Friday, April 19, 2013

Patty Waters, College Tour, 1966

Patty Waters was ahead of her time, a vocalist in the free jazz, new thing zone, a whisperer, a screamer, a poet of the vocal chords. She and Abbey Lincoln, then also Jeannie Lee, set in motion a tidal wave of vocal stylists, perhaps slow to crest but steadily surging forward, even today.

Go back to 1966 and that spring, when a number of ESP disk new thing artists went on a college tour which was recorded and produced a number of fine disks. One was Patty Waters' second album, aptly titled College Tour (ESP 1055CD). A new edition remastered is out now as a DL and at the end of the month on CD.

It features Patty with three pianists--Ran Blake, Burton Greene and Dave Burrell, who looking back were about as fantastic a three as one might hope for in those days in the free zone (missing of course Cecil Taylor and Paul Bley, but one cannot have everything. They were no doubt working elsewhere at the time). Giuseppi Logan has some nice but all-too-brief time on the flute. A rhythm section of Perry Lind on bass and Shelly Rusten and/or Scobe Stroman on drums add the final touches.

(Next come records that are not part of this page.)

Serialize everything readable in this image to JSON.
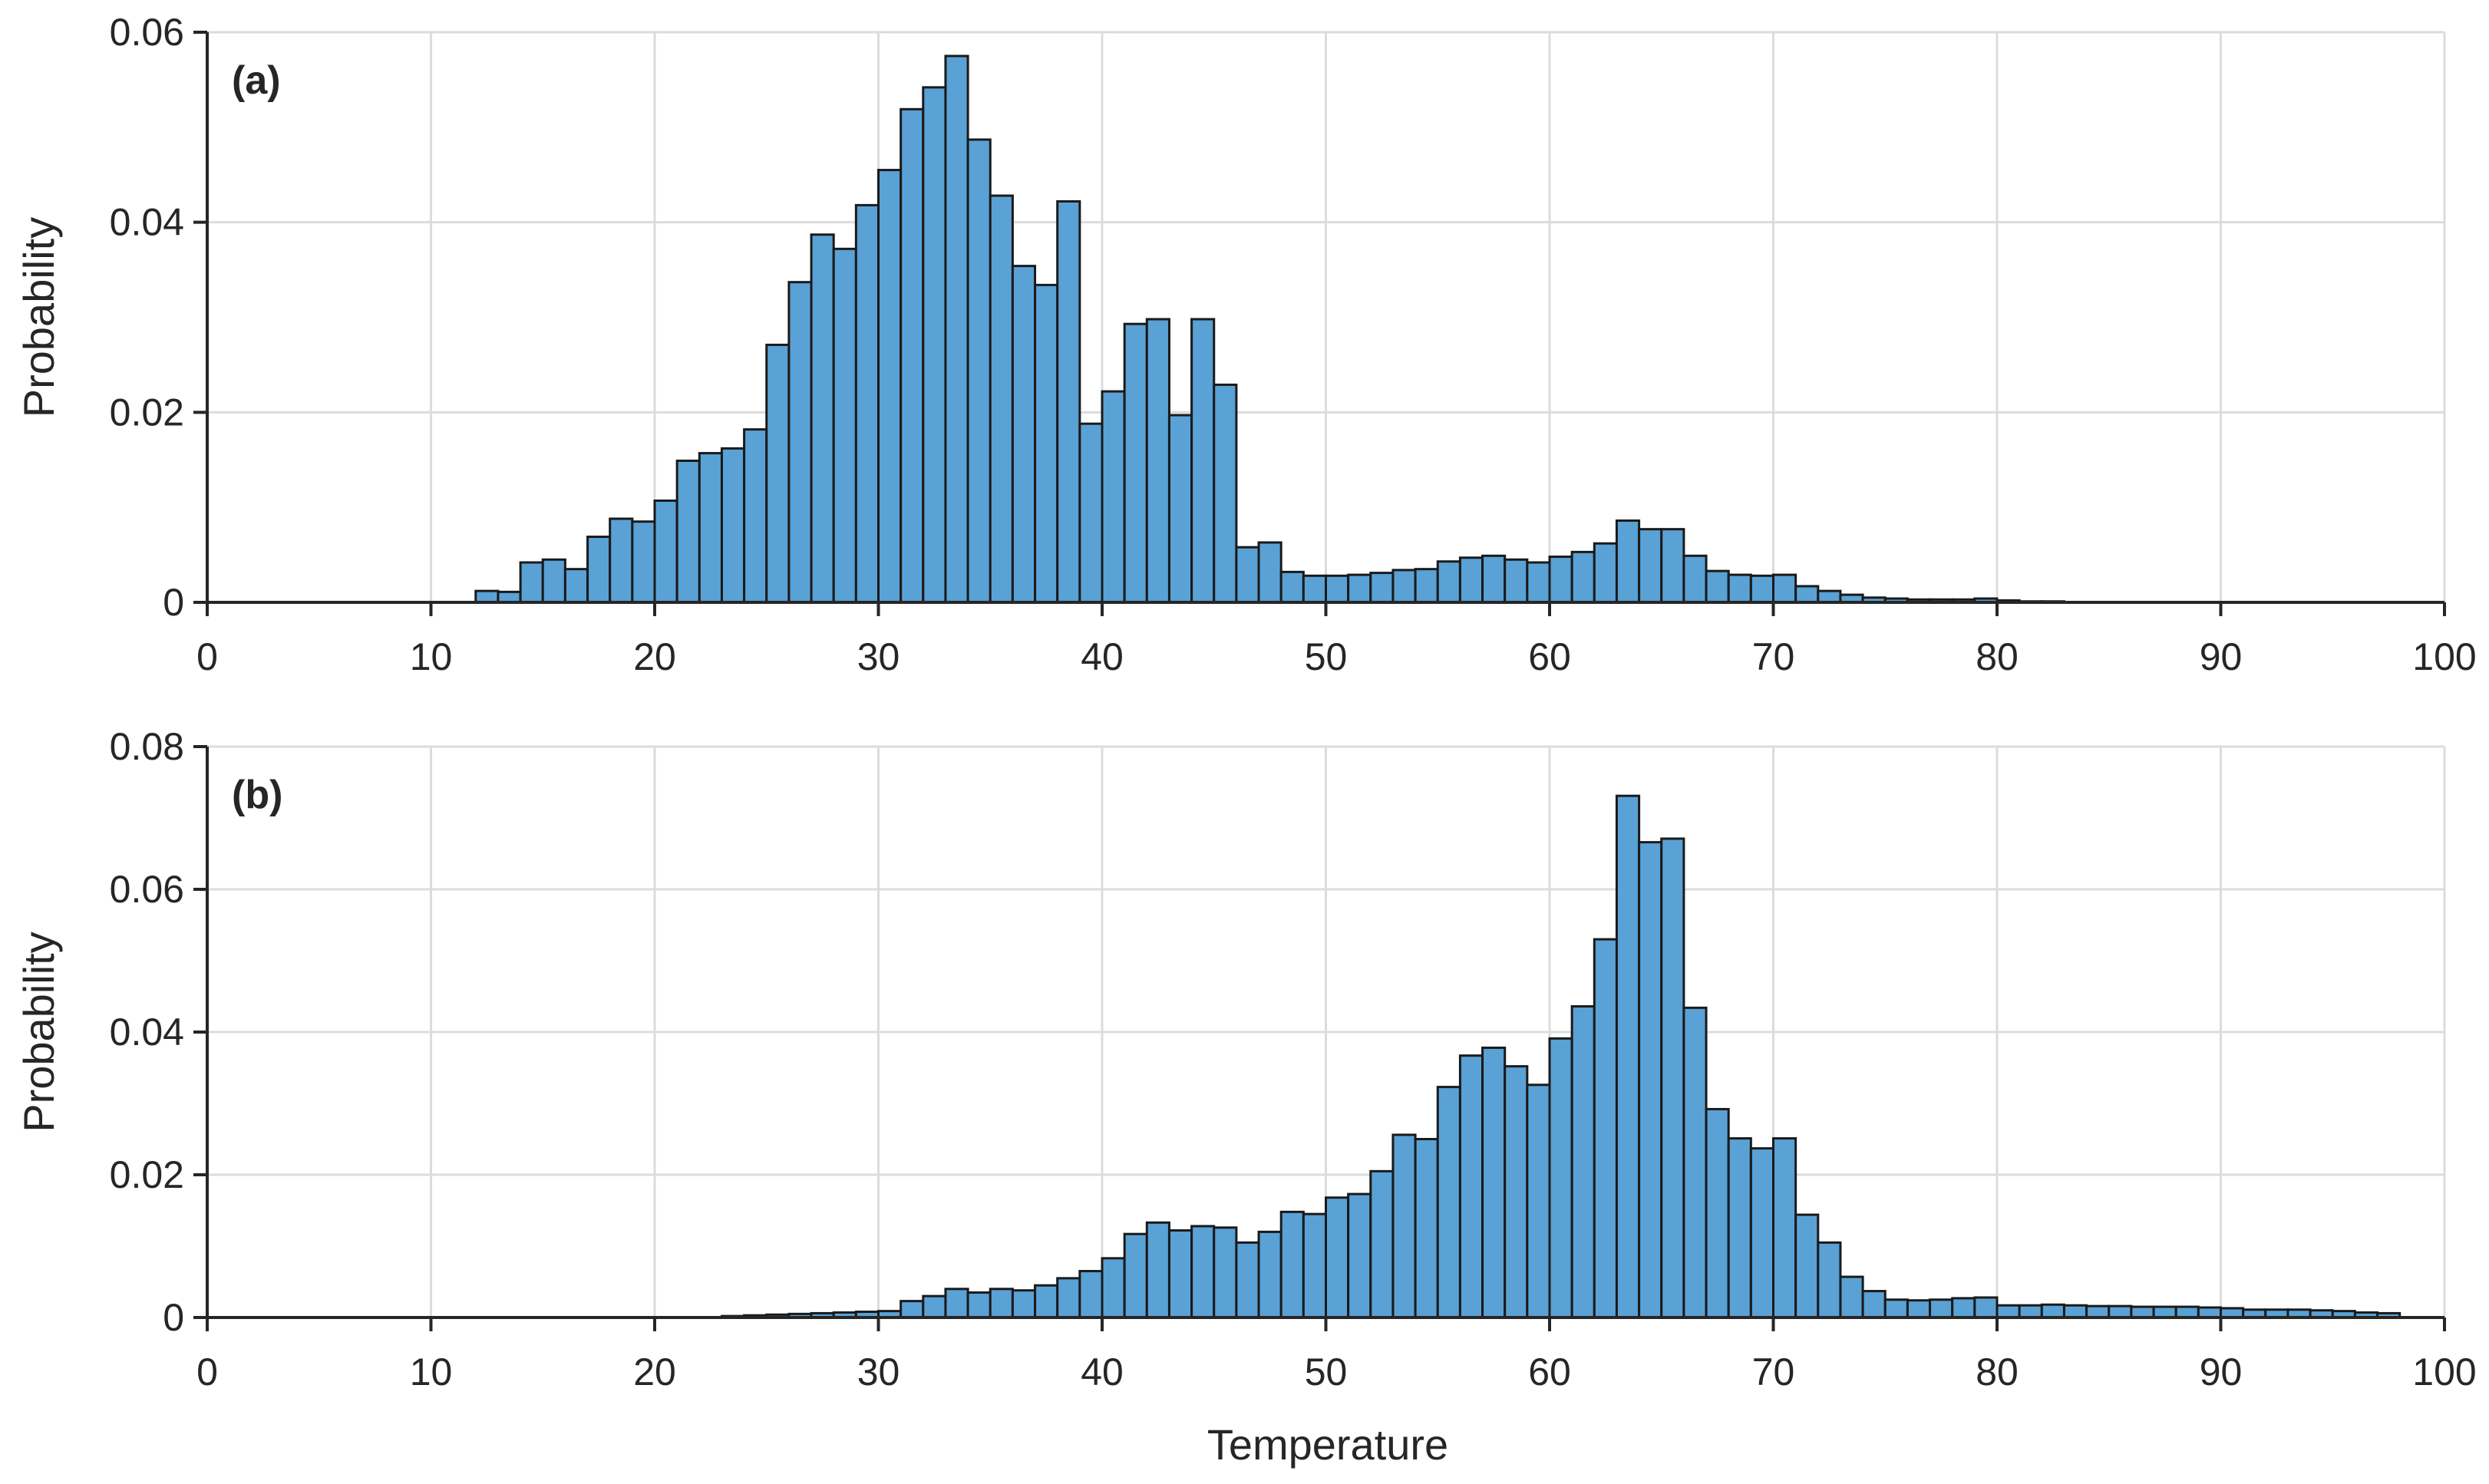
{
  "figure": {
    "xlabel": "Temperature"
  },
  "chart_data": [
    {
      "type": "bar",
      "panel_label": "(a)",
      "xlabel": "",
      "ylabel": "Probability",
      "xlim": [
        0,
        100
      ],
      "ylim": [
        0,
        0.06
      ],
      "xticks": [
        0,
        10,
        20,
        30,
        40,
        50,
        60,
        70,
        80,
        90,
        100
      ],
      "yticks": [
        0,
        0.02,
        0.04,
        0.06
      ],
      "ytick_labels": [
        "0",
        "0.02",
        "0.04",
        "0.06"
      ],
      "grid": true,
      "bin_width": 1,
      "bin_starts": [
        12,
        13,
        14,
        15,
        16,
        17,
        18,
        19,
        20,
        21,
        22,
        23,
        24,
        25,
        26,
        27,
        28,
        29,
        30,
        31,
        32,
        33,
        34,
        35,
        36,
        37,
        38,
        39,
        40,
        41,
        42,
        43,
        44,
        45,
        46,
        47,
        48,
        49,
        50,
        51,
        52,
        53,
        54,
        55,
        56,
        57,
        58,
        59,
        60,
        61,
        62,
        63,
        64,
        65,
        66,
        67,
        68,
        69,
        70,
        71,
        72,
        73,
        74,
        75,
        76,
        77,
        78,
        79,
        80,
        81,
        82
      ],
      "values": [
        0.0012,
        0.0011,
        0.0042,
        0.0045,
        0.0035,
        0.0069,
        0.0088,
        0.0085,
        0.0107,
        0.0149,
        0.0157,
        0.0162,
        0.0182,
        0.0271,
        0.0337,
        0.0387,
        0.0372,
        0.0418,
        0.0455,
        0.0519,
        0.0542,
        0.0575,
        0.0487,
        0.0428,
        0.0354,
        0.0334,
        0.0422,
        0.0188,
        0.0222,
        0.0293,
        0.0298,
        0.0197,
        0.0298,
        0.0229,
        0.0058,
        0.0063,
        0.0032,
        0.0028,
        0.0028,
        0.0029,
        0.0031,
        0.0034,
        0.0035,
        0.0043,
        0.0047,
        0.0049,
        0.0045,
        0.0042,
        0.0048,
        0.0053,
        0.0062,
        0.0086,
        0.0077,
        0.0077,
        0.0049,
        0.0033,
        0.0029,
        0.0028,
        0.0029,
        0.0017,
        0.0012,
        0.0008,
        0.0005,
        0.0004,
        0.0003,
        0.0003,
        0.0003,
        0.0004,
        0.0002,
        0.0001,
        0.0001
      ]
    },
    {
      "type": "bar",
      "panel_label": "(b)",
      "xlabel": "Temperature",
      "ylabel": "Probability",
      "xlim": [
        0,
        100
      ],
      "ylim": [
        0,
        0.08
      ],
      "xticks": [
        0,
        10,
        20,
        30,
        40,
        50,
        60,
        70,
        80,
        90,
        100
      ],
      "yticks": [
        0,
        0.02,
        0.04,
        0.06,
        0.08
      ],
      "ytick_labels": [
        "0",
        "0.02",
        "0.04",
        "0.06",
        "0.08"
      ],
      "grid": true,
      "bin_width": 1,
      "bin_starts": [
        23,
        24,
        25,
        26,
        27,
        28,
        29,
        30,
        31,
        32,
        33,
        34,
        35,
        36,
        37,
        38,
        39,
        40,
        41,
        42,
        43,
        44,
        45,
        46,
        47,
        48,
        49,
        50,
        51,
        52,
        53,
        54,
        55,
        56,
        57,
        58,
        59,
        60,
        61,
        62,
        63,
        64,
        65,
        66,
        67,
        68,
        69,
        70,
        71,
        72,
        73,
        74,
        75,
        76,
        77,
        78,
        79,
        80,
        81,
        82,
        83,
        84,
        85,
        86,
        87,
        88,
        89,
        90,
        91,
        92,
        93,
        94,
        95,
        96,
        97
      ],
      "values": [
        0.0002,
        0.0003,
        0.0004,
        0.0005,
        0.0006,
        0.0007,
        0.0008,
        0.0009,
        0.0023,
        0.003,
        0.004,
        0.0035,
        0.004,
        0.0038,
        0.0045,
        0.0055,
        0.0065,
        0.0083,
        0.0117,
        0.0133,
        0.0122,
        0.0128,
        0.0126,
        0.0105,
        0.012,
        0.0148,
        0.0145,
        0.0168,
        0.0173,
        0.0205,
        0.0256,
        0.025,
        0.0323,
        0.0367,
        0.0378,
        0.0352,
        0.0326,
        0.0391,
        0.0436,
        0.053,
        0.0731,
        0.0666,
        0.0671,
        0.0434,
        0.0292,
        0.0251,
        0.0237,
        0.0251,
        0.0144,
        0.0105,
        0.0057,
        0.0037,
        0.0025,
        0.0024,
        0.0025,
        0.0027,
        0.0028,
        0.0017,
        0.0017,
        0.0018,
        0.0017,
        0.0016,
        0.0016,
        0.0015,
        0.0015,
        0.0015,
        0.0014,
        0.0013,
        0.0011,
        0.0011,
        0.0011,
        0.001,
        0.0009,
        0.0007,
        0.0006
      ]
    }
  ]
}
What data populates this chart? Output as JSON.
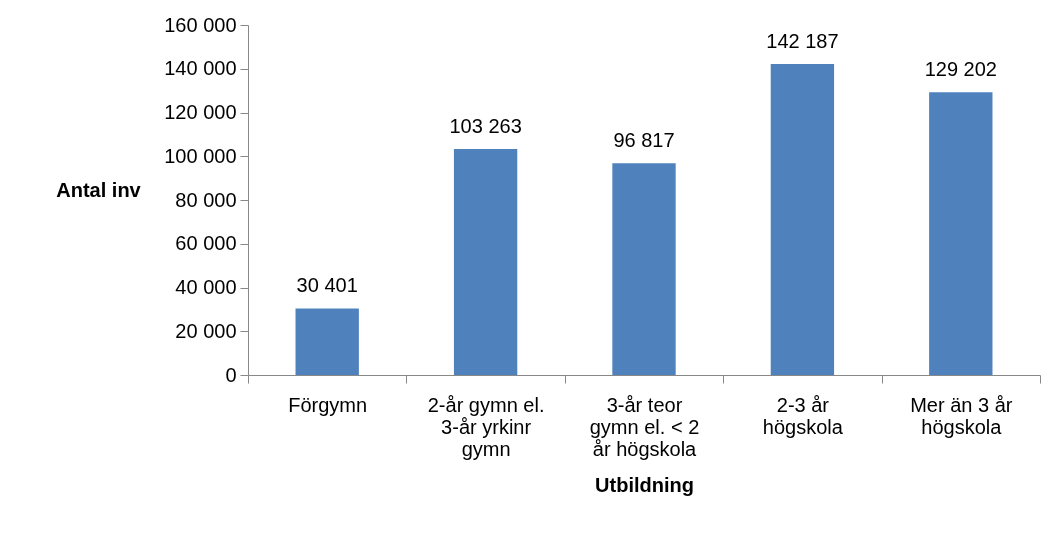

Her version of "It Never Entered My Mind," with what sounds like Ran Blake on piano, was and is a paradigm for the free recomposing of standards we hear even today. It is a high point of the disk.

The rest is vintage Patty. Anyone with an interest in the roots of avant vocalisms in improvisational music should hear it (and the first record) and those who have heard it for years (like me) will appreciate the remastering.